The Secretary of the Department of Veterans’ Affairs, Allan Hawke, is right to say that improving women’s roles in the workplace is an economic issue more than a question of “”political correctness”. He argued that organisations, both public and private sector, benefit is their workers are able to meet their potential.
At present that does not appear to be happening, and there is passive acceptance of this state of affairs. Despite many initiatives in the Federal Public Service to enable women to achieve their full potential in the upper echelons it has not happened. Instead, women dominate the numbers at the lower levels and are scare in the upper levels. This has three adverse effects. Many women feel under-valued and that it is fruitless striving for higher positions. Many men get put under immense pressure juggling demands of a long working day and demands to be at home with spouse and children. The organisation does not get the best out of its workers and suffers accordingly.

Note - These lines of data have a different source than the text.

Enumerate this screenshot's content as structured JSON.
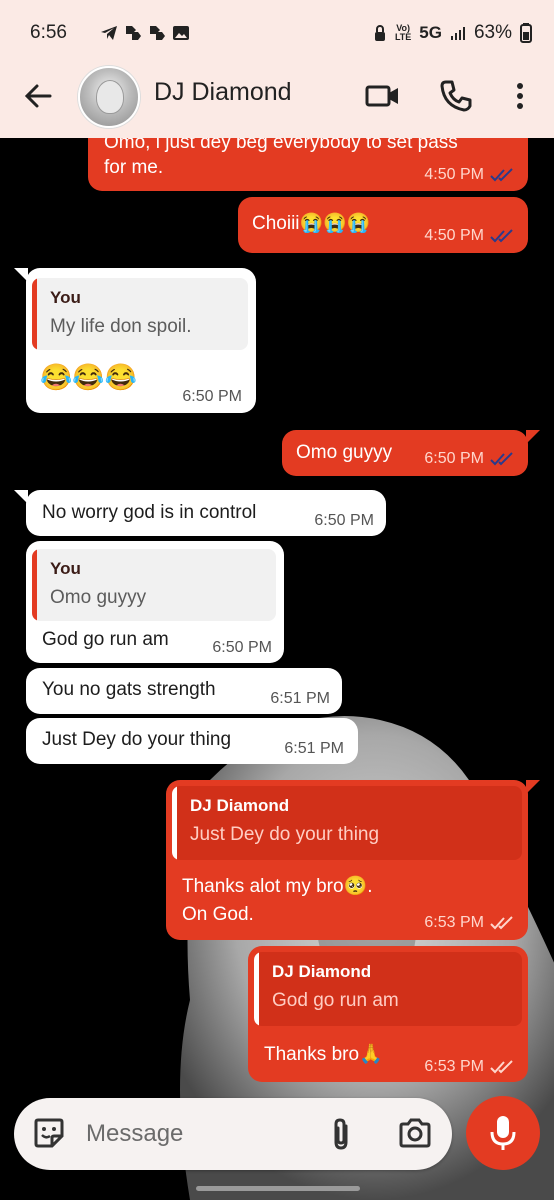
{
  "status": {
    "time": "6:56",
    "volte": "Vo)\nLTE",
    "network": "5G",
    "battery": "63%"
  },
  "header": {
    "contact_name": "DJ Diamond"
  },
  "messages": {
    "m1": {
      "text1": "Omo, i just dey beg everybody to set pass",
      "text2": "for me.",
      "time": "4:50 PM"
    },
    "m2": {
      "text": "Choiii😭😭😭",
      "time": "4:50 PM"
    },
    "m3": {
      "quote_name": "You",
      "quote_text": "My life don spoil.",
      "text": "😂😂😂",
      "time": "6:50 PM"
    },
    "m4": {
      "text": "Omo guyyy",
      "time": "6:50 PM"
    },
    "m5": {
      "text": "No worry god is in control",
      "time": "6:50 PM"
    },
    "m6": {
      "quote_name": "You",
      "quote_text": "Omo guyyy",
      "text": "God go run am",
      "time": "6:50 PM"
    },
    "m7": {
      "text": "You no gats strength",
      "time": "6:51 PM"
    },
    "m8": {
      "text": "Just Dey do your thing",
      "time": "6:51 PM"
    },
    "m9": {
      "quote_name": "DJ Diamond",
      "quote_text": "Just Dey do your thing",
      "text1": "Thanks alot my bro🥺.",
      "text2": "On God.",
      "time": "6:53 PM"
    },
    "m10": {
      "quote_name": "DJ Diamond",
      "quote_text": "God go run am",
      "text": "Thanks bro🙏",
      "time": "6:53 PM"
    }
  },
  "composer": {
    "placeholder": "Message"
  },
  "colors": {
    "accent": "#e33b22",
    "header_bg": "#fbeae5",
    "read_tick": "#2a3a8c"
  }
}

Mr Hawke’s response has been to set a target for 50 per cent of positions in the seniors levels just below the Senior Executive Service to be filled by women. He intends to aim for the target while still applying the merit principle which he rightly says underpins promotion and appointment in the Public Service. He has set a difficult target, but not an impossible one. In aiming for it he runs the danger that some of the people deciding on promotions and appointments will mistake “”target” for “”quota”. There is a substantial difference. Quotas are incompatible with the merit principle. It means that where a vacancy comes up a mandatory quota might require a female be appointed over a male of greater merit. That can only result in resentment on the part of the male and the female being subjected to assertions that she only got the job because she was a woman. And then the organisation itself would suffer.
A target, on the other hand, means that the merit principle is paramount, but that in organising work patterns, job descriptions, works flows, career paths and organisational structures, upper management is aware of family responsibilities of both males and females.
In the past 25 years many more women with children have come into the workforce. In 1970, 32 per cent of married women were in the workforce. By 1990 that had risen to 53 per cent and 60 per cent of all mothers with dependent children were in the workforce. A far greater proportion of women than men are in part-time jobs.
But do the part-time jobs always have to be at the lower end of the pay and responsibility scale? Do women who have interrupted their career with five to 10 years of child rearing have to remain at the lower end for the rest of their careers?
Leadership, management skill, creativity, intelligence, adaptability, inspiration, diligence and so on are not solely determined by length of experience in a job or number of hours spent at a job per day. Indeed, there is an argument for saying that long days are a dampener on creativity and inspiration.
Changes in society have caused both economic imperatives and opportunities for women to pursue careers. The challenge now is to make sure that organisations both get the best out of people of both sexes and that people of both sexes get the best out of their work with organisations. That can be achieved with goals and targets, but not with quotas.